Die Reaktion der Anleger darauf war überaus heftig, innerhalb von fünf Handelstagen fiel die Aktie um 20 Prozent von 77,4 auf 61,5 Franken. In der Kurs-Grafik ist dieser freie Fall deutlich sichtbar:
Kursentwicklung Implenia-Aktie seit 52 Wochen, Quelle: cash.ch
Das sind schlechte Vorgaben für Neueinsteiger Wyss. Was wird er bei Implenia bewirken können? "Häufig kommt es bei Management-Wechseln zu einer Befreiung von Altlasten", sagt Vontobel-Analyst Bernd Pomrehn auf cash-Anfrage. Konkret könnten etwa mit Abschreibern Rechtsstreitigkeiten mit der Stadt Zürich und in Norwegen beigelegt werden, was jedoch das Ergebnis nochmals belasten würde. "Der Markt nimmt solche Aktionen meist negativ auf, da Risiken in der Bilanz auftauchen können, die man noch nicht auf der Rechnung hatte."
Der Rechtsstreit mit der Stadt Zürich läuft schon seit 2010. Damals stellte die Stadt am Letzigrund-Station erhebliche Baumängel fest. Die für den Bau verantwortliche Implenia bestritt diese Vorwürfe. Ob der Baukonzern für die Behebung der Mängel aufkommen muss, ist noch immer unklar. Implenia droht hier aber ein Abschreiber in der Höhe von 12 Millionen Franken, was immerhin 15 Prozent eines Jahresgewinns ausmachen würde.
Norwegen als Sorgenkind von Implenia
Doch die grösste Herausforderung für den neuen CEO wird Norwegen sein: "Es kam dort in den letzten Jahren zu vielen Managementwechseln, es muss Ruhe in die Organisation gebracht werden", so Pomrehn. Ausserdem müsse auch die Profitabilität in Deutschland verbessert werden.
Ob Wyss die richtigen Hebel in Bewegung setzt, wird sich frühstens bei der Präsentation der Jahreszahlen 2018 am 26. Februar 2019 zeigen. Die vom noch für kurze Zeit amtierenden CEO Anton Affentrager eingeschlagene Internationalisierungsstrategie ist aber nicht per se falsch, sondern sollte von Wyss - mit einigen Feinjustierungen - weiter verfolgt werden.

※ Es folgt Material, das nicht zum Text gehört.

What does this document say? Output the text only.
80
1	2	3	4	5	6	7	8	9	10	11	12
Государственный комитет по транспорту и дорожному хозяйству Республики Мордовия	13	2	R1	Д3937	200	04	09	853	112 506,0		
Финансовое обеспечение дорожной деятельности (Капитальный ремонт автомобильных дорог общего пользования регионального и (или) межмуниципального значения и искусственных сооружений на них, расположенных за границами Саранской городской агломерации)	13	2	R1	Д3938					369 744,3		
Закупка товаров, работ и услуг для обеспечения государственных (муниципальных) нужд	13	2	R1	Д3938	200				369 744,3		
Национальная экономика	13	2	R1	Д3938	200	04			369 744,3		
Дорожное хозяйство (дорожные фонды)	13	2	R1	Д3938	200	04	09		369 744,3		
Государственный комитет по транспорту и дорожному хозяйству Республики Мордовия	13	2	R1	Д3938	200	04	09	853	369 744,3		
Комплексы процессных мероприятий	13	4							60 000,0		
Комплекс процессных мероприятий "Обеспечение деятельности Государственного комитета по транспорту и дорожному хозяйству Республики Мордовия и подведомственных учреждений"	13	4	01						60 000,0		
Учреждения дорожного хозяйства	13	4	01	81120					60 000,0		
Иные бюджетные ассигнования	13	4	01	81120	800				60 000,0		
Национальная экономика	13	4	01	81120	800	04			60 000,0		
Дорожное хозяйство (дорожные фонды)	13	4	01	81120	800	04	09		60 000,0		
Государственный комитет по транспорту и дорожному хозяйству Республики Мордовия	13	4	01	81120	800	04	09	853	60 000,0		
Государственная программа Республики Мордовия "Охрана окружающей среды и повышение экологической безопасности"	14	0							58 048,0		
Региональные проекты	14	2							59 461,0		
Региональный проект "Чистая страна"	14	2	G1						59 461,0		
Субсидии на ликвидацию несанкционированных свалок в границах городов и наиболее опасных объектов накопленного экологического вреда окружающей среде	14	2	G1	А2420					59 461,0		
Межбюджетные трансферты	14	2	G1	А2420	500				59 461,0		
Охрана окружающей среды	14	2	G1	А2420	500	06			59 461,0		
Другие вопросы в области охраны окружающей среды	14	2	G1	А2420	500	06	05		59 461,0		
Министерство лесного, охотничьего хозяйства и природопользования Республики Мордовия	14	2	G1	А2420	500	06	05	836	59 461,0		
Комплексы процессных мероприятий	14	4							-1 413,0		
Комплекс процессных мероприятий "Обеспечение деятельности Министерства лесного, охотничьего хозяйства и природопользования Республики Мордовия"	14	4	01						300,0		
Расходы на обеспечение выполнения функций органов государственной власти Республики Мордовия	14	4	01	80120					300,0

Die meisten Analysten sehen bei Implenia nun wieder Luft nach oben. So empfehlen etwa Kepler Cheuvreux und Research Partners zum Kauf, mit einem Kursziel von 80 Franken respektive 90 Franken.
Einzig Vontobel hält die Aktie auf "Reduce". Der für die Empfehlung verantwortliche Pomrehn sieht Implenia trotz starker Korrektur mit einem Kurs-Gewinn-Verhältnis bei 15 noch immer nicht günstig bewertet. Auch das Risiko von möglichen Abschreibern spielt bei der Beurteilung mit. Ausserdem sei die Dividendenrendite von 3 Prozent relativ gering. Die skandinavische Konkurrenz in der Baubranche weise höhere Renditen von zwischen 4 bis 5 Prozent auf.